Zendexor:  It can still turn out all right, provided that the following condition is fulfilled: namely, that while the agents who grab you are malevolent, the deed was done at the behest of beings who did not foresee those agents' lack of scruple, nor their misunderstanding of what had been meant as a free invitation.  

 "...This busybody...  will not be missed for months, and even then no one will know where he was when he disappeared.  He came alone.  He left no address.  He has no family.  And finally he has poked his nose into the whole affair of his own accord."
    "Well, I confess I don't like it.  He is, after all, human...  Still, he's only an individual, and probably a quite useless one.  We're risking our own lives, too.  In a great cause - "
    "For the Lord's sake don't start all that stuff now.  We haven't time."
    "I dare say," replied Weston, "he would consent if he could be made to understand."
    "Take his feet and I'll take his head," said Devine.
    "If you really think he's coming round," said Weston, "you'd better give him another dose.  We can't start till we get the sunlight.  It wouldn't be pleasant to have him struggling in there for three hours or so..."

C S Lewis, Out of the Silent Planet (1938)

Stid:  It's a good method as far as it goes but still I foresee difficulties.  For instance - suppose the supply of mad scientists is not sufficiently plentiful in your area?  And even if there are some, suppose they haven't got round to inventing a clandestine means of space travel?  It could quite easily happen that way.  You simply can't rely on mad scientists to produce the needful.  What we want is a method which makes use not of money, nor of advances in physics, nor of convenient villains, but of total self-reliance.  The means of Getting There From Here must spring from one's own status as the hero of the adventure.  Really, nothing else will do.

Zendexor:  You don't ask for much, do you, Stid?  Oh well, this latest stipulation means I have no choice but to refer you to the ultimate authority.

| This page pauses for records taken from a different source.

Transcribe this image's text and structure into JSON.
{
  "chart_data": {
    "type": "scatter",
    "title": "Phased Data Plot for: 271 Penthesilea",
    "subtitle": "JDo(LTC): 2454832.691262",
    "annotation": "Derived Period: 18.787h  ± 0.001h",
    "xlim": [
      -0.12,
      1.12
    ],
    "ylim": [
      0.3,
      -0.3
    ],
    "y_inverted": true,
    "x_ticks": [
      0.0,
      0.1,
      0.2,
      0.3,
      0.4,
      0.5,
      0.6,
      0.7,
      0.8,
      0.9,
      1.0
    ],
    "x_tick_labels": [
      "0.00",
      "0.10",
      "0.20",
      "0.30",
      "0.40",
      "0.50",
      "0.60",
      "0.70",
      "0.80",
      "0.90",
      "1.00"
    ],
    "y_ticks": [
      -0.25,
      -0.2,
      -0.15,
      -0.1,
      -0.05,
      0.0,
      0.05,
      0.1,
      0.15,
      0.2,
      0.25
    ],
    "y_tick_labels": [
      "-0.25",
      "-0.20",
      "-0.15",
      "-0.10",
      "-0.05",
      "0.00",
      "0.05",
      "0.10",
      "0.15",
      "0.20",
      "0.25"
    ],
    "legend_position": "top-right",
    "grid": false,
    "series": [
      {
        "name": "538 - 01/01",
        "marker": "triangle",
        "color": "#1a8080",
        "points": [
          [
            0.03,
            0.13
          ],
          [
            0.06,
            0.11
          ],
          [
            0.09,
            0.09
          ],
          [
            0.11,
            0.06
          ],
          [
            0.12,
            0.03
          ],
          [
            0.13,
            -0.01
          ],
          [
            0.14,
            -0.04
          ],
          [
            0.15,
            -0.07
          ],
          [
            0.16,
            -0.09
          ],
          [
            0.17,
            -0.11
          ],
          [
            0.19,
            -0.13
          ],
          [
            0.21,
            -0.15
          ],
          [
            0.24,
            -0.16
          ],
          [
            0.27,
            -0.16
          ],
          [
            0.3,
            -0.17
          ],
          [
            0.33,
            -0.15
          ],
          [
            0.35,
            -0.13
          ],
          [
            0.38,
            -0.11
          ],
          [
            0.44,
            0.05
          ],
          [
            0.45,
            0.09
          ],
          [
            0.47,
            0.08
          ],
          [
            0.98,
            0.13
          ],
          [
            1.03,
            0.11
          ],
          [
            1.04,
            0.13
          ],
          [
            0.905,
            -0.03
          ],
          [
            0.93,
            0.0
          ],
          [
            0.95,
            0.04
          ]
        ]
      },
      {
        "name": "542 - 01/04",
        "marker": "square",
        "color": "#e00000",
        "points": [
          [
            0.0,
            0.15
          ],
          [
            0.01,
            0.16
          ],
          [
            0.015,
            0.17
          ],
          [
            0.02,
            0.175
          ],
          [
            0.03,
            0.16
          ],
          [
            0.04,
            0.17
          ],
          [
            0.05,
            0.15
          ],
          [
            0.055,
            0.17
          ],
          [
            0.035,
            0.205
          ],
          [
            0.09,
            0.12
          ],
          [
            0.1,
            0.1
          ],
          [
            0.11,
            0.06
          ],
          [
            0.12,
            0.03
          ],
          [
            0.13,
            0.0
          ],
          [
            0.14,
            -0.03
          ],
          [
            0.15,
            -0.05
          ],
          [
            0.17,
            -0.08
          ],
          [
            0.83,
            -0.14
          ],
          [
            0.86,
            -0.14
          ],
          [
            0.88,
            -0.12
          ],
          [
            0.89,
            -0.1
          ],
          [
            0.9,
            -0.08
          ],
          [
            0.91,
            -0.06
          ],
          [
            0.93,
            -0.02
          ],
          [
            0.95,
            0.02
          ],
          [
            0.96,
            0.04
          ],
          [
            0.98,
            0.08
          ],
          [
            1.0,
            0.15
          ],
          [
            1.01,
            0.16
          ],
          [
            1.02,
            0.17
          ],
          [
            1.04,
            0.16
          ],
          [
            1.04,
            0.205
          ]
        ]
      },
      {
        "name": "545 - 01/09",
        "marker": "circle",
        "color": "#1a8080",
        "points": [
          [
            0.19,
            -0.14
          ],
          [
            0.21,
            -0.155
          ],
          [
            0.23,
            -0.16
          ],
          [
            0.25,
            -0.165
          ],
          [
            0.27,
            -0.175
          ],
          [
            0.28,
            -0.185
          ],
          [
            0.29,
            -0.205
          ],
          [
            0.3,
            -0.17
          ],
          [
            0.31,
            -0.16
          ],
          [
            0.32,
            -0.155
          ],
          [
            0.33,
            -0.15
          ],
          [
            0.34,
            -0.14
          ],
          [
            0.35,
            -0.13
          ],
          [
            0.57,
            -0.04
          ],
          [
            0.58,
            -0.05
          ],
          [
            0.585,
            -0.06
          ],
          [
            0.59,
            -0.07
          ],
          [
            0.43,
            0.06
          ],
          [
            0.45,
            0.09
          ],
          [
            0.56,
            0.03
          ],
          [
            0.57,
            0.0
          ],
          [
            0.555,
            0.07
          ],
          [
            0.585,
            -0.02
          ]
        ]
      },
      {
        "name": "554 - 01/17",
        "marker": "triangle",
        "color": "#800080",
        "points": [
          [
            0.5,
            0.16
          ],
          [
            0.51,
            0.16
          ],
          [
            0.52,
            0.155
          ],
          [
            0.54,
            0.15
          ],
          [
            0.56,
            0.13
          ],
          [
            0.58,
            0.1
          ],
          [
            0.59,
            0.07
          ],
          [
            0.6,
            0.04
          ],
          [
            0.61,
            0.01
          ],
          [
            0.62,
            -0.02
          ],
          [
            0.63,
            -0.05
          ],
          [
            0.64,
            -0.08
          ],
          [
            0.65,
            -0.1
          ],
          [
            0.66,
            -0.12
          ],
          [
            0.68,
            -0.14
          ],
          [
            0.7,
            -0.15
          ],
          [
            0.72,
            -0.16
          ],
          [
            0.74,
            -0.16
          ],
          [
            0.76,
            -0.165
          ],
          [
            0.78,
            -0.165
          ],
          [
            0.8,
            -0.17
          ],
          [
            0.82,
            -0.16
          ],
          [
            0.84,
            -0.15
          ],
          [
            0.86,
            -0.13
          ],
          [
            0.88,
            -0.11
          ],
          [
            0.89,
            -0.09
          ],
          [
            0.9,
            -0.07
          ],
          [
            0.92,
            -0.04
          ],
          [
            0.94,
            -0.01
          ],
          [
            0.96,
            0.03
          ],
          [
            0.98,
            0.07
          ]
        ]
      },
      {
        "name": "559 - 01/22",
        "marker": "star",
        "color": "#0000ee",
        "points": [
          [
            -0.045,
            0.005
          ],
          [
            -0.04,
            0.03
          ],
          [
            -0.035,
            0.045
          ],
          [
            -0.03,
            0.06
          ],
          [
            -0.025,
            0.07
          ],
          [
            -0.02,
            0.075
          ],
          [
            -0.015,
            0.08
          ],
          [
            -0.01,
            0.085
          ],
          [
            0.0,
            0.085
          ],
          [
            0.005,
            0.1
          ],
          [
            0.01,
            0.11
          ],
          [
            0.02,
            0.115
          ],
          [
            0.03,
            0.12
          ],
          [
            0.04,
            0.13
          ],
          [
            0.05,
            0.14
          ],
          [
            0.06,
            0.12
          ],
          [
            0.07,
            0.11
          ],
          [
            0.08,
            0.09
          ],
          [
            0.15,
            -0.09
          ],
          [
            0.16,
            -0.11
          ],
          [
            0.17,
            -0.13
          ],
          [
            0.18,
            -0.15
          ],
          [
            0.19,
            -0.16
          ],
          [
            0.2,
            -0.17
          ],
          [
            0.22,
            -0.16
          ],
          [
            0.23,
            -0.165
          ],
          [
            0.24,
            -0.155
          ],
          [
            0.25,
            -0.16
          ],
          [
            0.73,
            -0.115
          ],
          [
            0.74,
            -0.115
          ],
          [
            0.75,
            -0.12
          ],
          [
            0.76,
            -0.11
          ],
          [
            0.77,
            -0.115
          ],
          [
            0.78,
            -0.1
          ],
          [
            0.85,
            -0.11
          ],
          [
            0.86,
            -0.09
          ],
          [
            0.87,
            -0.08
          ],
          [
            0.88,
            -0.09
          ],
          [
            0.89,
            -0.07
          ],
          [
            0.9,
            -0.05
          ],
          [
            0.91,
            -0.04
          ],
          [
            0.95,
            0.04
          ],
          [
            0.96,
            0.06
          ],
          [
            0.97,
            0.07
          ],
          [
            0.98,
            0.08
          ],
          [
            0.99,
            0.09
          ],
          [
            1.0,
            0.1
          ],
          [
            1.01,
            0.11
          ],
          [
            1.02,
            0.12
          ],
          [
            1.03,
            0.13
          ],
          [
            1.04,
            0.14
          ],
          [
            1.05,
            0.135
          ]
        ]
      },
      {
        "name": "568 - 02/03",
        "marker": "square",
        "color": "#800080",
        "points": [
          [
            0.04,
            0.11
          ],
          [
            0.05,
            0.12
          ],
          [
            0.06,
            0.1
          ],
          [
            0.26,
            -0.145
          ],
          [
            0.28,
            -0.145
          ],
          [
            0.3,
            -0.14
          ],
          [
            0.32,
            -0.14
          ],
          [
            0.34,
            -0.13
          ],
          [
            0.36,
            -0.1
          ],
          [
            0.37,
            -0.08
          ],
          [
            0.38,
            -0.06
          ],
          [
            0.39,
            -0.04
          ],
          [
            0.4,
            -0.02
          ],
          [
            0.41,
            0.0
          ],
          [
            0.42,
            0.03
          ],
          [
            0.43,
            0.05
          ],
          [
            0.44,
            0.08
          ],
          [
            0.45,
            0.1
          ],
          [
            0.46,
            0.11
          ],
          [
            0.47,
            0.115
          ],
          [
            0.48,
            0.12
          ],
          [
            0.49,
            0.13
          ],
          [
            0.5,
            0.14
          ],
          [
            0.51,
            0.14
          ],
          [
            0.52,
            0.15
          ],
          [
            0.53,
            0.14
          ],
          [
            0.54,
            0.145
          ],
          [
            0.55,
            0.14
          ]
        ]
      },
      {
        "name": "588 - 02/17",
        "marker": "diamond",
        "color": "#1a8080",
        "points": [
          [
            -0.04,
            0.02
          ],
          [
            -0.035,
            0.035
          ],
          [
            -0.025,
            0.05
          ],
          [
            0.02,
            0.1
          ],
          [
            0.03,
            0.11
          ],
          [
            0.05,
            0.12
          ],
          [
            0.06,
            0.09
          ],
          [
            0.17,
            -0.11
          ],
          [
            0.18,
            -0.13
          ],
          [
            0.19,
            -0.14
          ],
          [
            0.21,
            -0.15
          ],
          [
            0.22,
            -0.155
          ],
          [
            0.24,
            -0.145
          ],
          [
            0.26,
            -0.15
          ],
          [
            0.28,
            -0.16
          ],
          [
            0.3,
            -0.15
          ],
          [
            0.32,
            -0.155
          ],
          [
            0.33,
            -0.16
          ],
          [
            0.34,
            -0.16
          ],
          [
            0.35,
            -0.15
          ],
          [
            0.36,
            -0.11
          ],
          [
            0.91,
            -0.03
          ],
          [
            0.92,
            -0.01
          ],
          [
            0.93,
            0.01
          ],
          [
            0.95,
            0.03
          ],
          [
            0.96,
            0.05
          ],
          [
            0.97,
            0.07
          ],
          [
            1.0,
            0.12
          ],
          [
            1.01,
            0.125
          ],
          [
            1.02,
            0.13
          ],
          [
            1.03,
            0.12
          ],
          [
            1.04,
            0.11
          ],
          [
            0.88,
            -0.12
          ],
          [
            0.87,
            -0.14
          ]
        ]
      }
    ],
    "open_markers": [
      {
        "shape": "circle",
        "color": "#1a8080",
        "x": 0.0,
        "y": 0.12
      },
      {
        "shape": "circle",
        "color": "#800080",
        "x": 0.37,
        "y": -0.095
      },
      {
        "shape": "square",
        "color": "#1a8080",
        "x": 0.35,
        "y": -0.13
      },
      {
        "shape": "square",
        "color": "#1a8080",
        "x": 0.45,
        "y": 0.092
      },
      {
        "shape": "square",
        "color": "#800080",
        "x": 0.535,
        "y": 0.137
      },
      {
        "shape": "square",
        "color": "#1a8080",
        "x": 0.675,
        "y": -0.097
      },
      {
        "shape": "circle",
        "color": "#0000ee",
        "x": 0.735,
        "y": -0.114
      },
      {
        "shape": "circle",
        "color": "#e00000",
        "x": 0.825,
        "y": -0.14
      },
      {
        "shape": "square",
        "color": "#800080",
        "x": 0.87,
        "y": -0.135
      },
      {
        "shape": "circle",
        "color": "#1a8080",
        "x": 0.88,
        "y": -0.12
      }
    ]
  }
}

the power of wishful thinking

 ...I turned my gaze from the landscape to the heavens where the myriad stars formed a gorgeous and fitting canopy for the wonders of the earthly scene.  My attention was quickly riveted by a large red star close to the distant horizon.  As I gazed upon it I felt a spell of overpowering fascination - it was Mars, the god of war, and for me, the fighting man, it had always held the power of irresistible enchantment.  As I gazed at it on that far-gone night it seemed to call across the unthinkable void, to lure me to it, to draw me as the lodestone attracts a particle of iron.
    My longing was beyond the power of opposition; I closed my eyes, stretched out my arms toward the god of my vocation and felt myself drawn with the suddenness of thought through the trackless immensity of space...

Thus John Carter in Edgar Rice Burroghs' A Princess of Mars (1912) tells us how he did it.  And the process seems to have been self-validating, for he wasn't plagued by any kind of doubt.  The following chapter begins:

I opened my eyes upon a strange and weird landscape.  I knew that I was on Mars; not once did I question either my sanity or my wakefulness.  I was not asleep, no need for pinching here; my inner consciousness told me as plainly that I was upon Mars as your conscious mind tells you that you are upon Earth.  You do not question the fact; neither did I.

The ultimate in authorial GAWI.  Let's leave it there.